Full announcement from the U.S. Forest Service:
ASHEVILLE, N.C., Sept. 14, 2012 -- The USDA Forest Service plans to conduct a one-day prescribed fire on 33 acres of forest in the Bent Creek Experimental Forest in late September or October. The prescribed fire will occur on three small parcels of 10, 14, and 9 acres.
The prescribed fire is part of a multi-year research study by the Bent Creek Experimental Forest, a research location of the Southern Research Station that studies upland hardwood ecology and management. The project will help researchers better understand the effects and benefits of prescribed fire in mountain-hardwood forests.
The Forest Service will conduct the one-day prescribed fire on National Forest land in Buncombe County. The Forest Service's National Forests in North Carolina will plan and supervise the prescribed fire. The following roads and trails will be closed during fire activity: Ledford Branch Road parking area (will be used as staging area by Forest Service personnel the day of the prescribed fire); Ledford Branch Road; Rice Pinnacle Road; Deer Lake Lodge Trail; Wolf Branch Trail; and Ledford Trail.
"The safety of the public and firefighters is the number one priority," said Riva Duncan, fire management officer with the National Forests in North Carolina. "The public is asked to heed signs posted at trailheads and roads and to stay away from burn sites and closed roads and trails."
The prescribed fire will occur when environmental conditions permit; wind and relative humidity are key factors in fire behavior, safety and smoke control.

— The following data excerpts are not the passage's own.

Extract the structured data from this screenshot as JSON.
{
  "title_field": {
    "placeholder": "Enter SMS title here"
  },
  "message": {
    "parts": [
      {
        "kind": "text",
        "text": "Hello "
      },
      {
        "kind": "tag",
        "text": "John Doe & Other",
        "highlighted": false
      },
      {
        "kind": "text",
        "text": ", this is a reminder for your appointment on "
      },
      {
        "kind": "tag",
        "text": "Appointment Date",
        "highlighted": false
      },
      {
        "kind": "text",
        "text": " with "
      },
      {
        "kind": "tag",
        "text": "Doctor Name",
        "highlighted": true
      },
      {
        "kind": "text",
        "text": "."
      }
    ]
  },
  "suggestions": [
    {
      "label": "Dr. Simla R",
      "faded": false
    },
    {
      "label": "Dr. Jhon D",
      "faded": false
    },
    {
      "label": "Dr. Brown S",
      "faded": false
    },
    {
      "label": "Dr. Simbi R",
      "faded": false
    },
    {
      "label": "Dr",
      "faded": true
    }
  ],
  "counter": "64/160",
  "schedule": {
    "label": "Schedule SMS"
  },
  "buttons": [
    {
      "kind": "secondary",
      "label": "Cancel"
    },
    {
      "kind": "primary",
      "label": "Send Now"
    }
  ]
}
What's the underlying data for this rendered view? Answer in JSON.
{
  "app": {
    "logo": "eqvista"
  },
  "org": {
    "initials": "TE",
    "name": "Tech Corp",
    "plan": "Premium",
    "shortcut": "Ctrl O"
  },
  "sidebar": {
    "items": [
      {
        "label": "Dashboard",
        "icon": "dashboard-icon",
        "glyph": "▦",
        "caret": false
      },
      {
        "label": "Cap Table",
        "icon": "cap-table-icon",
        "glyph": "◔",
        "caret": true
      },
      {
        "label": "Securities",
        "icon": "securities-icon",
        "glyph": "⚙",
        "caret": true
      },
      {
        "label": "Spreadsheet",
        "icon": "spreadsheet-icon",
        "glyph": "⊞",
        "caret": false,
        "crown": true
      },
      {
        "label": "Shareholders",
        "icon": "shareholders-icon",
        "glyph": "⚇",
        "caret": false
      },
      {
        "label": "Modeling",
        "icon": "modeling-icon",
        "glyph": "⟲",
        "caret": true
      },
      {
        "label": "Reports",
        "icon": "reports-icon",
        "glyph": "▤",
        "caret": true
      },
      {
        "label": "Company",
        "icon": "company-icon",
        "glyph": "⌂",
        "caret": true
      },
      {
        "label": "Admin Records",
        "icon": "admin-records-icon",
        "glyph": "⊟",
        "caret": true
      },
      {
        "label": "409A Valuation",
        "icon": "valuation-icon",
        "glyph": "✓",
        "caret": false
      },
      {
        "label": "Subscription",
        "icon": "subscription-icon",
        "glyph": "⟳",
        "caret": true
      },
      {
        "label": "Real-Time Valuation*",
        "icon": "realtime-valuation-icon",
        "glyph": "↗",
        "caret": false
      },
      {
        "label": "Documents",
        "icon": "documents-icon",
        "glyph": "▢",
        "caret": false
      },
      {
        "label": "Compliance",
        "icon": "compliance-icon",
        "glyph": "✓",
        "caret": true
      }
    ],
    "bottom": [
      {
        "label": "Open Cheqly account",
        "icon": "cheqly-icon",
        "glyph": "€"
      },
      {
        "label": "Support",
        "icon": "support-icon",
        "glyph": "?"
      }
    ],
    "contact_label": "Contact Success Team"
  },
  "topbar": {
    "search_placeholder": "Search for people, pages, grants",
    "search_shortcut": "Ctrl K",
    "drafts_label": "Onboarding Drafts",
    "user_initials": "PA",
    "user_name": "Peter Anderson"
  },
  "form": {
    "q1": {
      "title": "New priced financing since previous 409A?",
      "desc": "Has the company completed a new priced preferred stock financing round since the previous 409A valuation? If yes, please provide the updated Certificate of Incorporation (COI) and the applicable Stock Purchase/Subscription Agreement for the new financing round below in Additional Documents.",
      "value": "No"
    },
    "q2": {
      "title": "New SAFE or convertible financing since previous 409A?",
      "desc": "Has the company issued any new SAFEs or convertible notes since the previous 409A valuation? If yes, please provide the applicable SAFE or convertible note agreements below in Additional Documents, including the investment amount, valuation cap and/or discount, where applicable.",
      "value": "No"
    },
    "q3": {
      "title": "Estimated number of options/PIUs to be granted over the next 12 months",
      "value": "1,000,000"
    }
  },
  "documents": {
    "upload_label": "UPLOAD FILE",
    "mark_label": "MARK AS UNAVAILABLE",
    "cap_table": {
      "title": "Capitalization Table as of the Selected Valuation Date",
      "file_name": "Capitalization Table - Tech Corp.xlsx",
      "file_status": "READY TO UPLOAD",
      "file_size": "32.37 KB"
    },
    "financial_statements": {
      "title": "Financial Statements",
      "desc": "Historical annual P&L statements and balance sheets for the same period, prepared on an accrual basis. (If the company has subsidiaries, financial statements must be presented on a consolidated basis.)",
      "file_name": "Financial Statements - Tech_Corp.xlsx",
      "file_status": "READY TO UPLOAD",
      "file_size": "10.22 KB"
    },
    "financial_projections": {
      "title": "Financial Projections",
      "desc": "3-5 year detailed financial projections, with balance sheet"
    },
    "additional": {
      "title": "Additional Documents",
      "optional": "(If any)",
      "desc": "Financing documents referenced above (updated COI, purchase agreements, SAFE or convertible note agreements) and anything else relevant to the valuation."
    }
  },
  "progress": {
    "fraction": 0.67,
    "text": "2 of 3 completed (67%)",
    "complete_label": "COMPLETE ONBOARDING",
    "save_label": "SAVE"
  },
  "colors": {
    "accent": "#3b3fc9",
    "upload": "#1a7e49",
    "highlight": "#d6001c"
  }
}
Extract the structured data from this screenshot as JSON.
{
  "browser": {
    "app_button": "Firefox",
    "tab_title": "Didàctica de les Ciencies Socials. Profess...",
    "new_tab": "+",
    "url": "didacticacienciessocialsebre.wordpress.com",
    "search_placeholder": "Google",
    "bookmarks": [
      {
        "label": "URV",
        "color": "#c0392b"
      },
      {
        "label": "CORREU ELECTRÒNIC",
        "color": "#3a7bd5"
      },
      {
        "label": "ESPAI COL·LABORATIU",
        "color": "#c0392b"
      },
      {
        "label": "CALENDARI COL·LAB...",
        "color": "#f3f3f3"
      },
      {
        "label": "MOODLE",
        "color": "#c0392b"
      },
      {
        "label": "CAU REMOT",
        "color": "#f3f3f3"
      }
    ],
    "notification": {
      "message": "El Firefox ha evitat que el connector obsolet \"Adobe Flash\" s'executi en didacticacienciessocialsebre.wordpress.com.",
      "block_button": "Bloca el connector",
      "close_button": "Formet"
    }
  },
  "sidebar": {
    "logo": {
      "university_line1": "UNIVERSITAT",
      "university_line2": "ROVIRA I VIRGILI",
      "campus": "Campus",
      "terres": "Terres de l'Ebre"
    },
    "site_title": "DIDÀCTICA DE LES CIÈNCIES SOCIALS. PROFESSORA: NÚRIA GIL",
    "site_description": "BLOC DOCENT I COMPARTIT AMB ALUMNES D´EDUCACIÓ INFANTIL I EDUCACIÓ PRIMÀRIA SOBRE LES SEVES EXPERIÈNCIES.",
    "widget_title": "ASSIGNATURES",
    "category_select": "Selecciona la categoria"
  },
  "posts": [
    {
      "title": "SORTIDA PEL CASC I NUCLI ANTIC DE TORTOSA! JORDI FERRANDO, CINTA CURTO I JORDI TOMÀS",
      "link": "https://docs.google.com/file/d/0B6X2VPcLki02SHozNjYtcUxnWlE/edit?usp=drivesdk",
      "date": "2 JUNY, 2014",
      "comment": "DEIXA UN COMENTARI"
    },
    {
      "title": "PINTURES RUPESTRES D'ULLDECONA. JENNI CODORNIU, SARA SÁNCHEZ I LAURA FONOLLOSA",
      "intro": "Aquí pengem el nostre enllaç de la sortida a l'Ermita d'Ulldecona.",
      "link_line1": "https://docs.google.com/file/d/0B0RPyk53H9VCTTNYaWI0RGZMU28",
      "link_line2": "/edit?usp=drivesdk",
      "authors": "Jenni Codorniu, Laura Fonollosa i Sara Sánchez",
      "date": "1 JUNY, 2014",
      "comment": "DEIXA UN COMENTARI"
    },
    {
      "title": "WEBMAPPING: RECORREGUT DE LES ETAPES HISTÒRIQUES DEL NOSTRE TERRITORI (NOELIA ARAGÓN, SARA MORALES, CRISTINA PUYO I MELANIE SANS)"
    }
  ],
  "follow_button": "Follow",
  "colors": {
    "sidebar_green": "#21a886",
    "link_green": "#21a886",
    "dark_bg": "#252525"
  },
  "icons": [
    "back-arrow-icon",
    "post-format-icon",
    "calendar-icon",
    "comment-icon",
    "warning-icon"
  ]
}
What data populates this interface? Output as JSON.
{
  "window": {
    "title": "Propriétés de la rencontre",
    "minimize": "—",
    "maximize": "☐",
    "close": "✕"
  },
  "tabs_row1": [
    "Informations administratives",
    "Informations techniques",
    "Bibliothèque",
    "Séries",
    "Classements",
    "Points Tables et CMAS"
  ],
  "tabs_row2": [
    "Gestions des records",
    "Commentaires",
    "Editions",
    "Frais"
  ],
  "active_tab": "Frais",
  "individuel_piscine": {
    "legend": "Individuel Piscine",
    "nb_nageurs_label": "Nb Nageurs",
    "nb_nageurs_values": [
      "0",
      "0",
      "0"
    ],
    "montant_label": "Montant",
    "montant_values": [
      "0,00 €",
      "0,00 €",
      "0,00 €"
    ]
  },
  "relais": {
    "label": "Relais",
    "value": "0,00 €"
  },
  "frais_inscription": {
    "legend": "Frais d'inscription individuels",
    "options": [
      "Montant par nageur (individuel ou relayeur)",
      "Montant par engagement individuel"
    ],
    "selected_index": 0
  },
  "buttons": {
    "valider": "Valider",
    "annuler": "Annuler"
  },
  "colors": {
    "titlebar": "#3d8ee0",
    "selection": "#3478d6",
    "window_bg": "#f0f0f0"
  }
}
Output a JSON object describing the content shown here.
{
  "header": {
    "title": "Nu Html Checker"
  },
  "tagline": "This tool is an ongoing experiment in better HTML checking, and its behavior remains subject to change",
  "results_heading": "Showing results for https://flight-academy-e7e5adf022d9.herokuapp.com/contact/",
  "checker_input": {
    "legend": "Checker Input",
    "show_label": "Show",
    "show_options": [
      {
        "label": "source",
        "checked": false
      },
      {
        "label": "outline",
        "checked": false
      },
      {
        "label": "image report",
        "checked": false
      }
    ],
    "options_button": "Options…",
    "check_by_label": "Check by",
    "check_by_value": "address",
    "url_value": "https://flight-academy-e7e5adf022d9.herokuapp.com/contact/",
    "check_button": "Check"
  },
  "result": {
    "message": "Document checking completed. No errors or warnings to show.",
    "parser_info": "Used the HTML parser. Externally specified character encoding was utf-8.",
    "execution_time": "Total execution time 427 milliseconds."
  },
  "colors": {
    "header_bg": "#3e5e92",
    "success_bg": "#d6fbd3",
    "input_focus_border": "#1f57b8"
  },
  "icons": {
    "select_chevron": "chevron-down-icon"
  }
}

The Forest Service is required to meet state air quality requirements and will conduct smoke modeling to determine the optimal conditions for minimizing the effects of smoke. The proper personnel and equipment will be on site during and after implementation of the prescribed fire.
Scientists at Bent Creek will compare the effects of the growing season (June to mid-October) prescribed burn with a dormant-season burn to learn how timing affects hardwood regeneration, herbaceous plants, fuel consumption, and breeding bird communities.
The agency plans to burn three units in the fall of 2012 and three other units during the winter. The agency will not burn the three remaining units, which serve as a control or reference for assessing how fire affects hardwood ecosystems. The overall study site consists of nine adjoining units, about 12 acres each, totaling nearly 120 acres. The Bent Creek study includes repeated prescribed burning at approximately three-to-five year intervals, depending on weather, fuels and the availability of personnel.
Following loss of the American chestnut in the 1920s, oaks dominated most central hardwood forests, providing acorns for wildlife and high-quality timber. In the Southern Appalachians, however, as mature oaks die they may not be replaced by younger oak trees. Prescribed fire has been used to increase oak regeneration in some areas of the South, but there are few long-term studies measuring how it affects mountain-hardwood ecosystems, and even fewer studies examine the effects of prescribed fires conducted in the growing season or late-growing season. This scientific study at Bent Creek Experimental Forest promises to inform and guide hardwood ecosystem restoration efforts in the Southern Appalachians.
Historically, fire was used by Native Americans and settlers to maintain an open understory, but in the 1930s, forest fires began to be viewed as destructive and were suppressed whenever possible. Fire suppression increases wildfire risk as fuels (woody debris and shrubs) accumulate.